November 11, 2025
Cache me outside
Cache-Friendly, Low-Memory Lanczos Algorithm in Rust
Rust dev shrinks big-math memory load; commenters spar over Rust, cheer thesis vibes
TLDR: New two-pass trick slashes memory for giant matrix math and may even run faster thanks to cache-friendly design. Comments split between praise for clear writing, skepticism about Rust in numerics, calls for cache metrics, and thesis-defense cheerleading—big deal for anyone with huge data.

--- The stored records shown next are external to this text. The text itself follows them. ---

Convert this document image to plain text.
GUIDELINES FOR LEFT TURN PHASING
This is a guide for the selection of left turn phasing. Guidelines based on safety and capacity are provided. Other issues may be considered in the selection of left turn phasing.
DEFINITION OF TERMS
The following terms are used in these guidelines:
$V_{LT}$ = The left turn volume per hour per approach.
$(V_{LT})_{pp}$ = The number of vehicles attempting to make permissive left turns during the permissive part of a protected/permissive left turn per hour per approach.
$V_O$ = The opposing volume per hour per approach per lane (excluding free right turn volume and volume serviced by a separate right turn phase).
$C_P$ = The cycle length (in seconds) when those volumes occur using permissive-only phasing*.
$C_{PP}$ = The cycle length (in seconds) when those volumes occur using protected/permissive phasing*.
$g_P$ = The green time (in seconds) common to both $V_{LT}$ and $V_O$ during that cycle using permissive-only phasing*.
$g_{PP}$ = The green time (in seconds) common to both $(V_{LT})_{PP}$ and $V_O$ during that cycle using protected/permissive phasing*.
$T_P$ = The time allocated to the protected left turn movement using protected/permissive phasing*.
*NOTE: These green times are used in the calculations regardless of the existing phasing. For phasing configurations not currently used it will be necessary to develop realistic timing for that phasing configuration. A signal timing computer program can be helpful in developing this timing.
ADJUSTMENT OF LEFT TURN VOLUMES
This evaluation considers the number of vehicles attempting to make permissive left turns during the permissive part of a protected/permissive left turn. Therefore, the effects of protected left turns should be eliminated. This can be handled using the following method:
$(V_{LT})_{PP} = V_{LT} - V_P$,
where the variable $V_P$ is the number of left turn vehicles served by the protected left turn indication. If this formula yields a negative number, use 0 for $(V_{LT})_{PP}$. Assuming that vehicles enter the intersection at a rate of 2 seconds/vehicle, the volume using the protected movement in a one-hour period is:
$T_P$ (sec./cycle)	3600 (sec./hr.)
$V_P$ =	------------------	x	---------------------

A Rust dev just dropped a brainy hack: a “two-pass” trick that slices memory needs for massive math problems from brutal gigabytes to a lean, size-of-the-problem footprint—and it might even run faster thanks to CPU cache magic. Translation: re-walk the path twice, skip the giant backpack, maybe beat the clock. The community went full popcorn mode. One camp is all heart-eyes for the write-up’s clarity—“even non-math folks can follow,” cheered chrisweekly—while another side fired up the old flame war: Rust in numerics? sfpotter politely threw down, saying “not personally convinced,” and the thread immediately started sharpening its knives. Meanwhile, the performance nerds demanded receipts: manbash asked for proof on cache hit/miss rates like it’s CSI: CPU. Others turned the comments into a thesis pep rally—gigatexal called it practice for defense—and vatsachak dropped a wholesome “hope you get your pay day.” The project’s on GitHub: two-pass-lanczos with a full report, but the real show is in the reactions. Between cheering, skepticism, and requests for hard numbers, this post became a vibes test for Rust in heavy math: speed, memory, and drama in one tidy package.
Key Points
- •Standard Lanczos requires O(nk) memory to store the growing basis; a 500,000-variable, 1,000-iteration case needs ~4 GB for the basis alone.
- •A two-pass Lanczos variant reduces memory to O(n) by recomputing vectors, doubling matrix-vector products but potentially improving speed due to cache effects.
- •Matrix functions are approximated via low-degree polynomials within a Krylov subspace, avoiding explicit formation of dense f(A).
- •The Arnoldi process builds an orthonormal basis and a small projected matrix Hk; computation shifts to f(Hk) in the reduced k-dimensional space using direct methods.
- •For f(z)=z−1 (linear systems), the reduced problem is Hk y = e1 ||b||2 solved via LU; for Hermitian A, Arnoldi simplifies to Lanczos.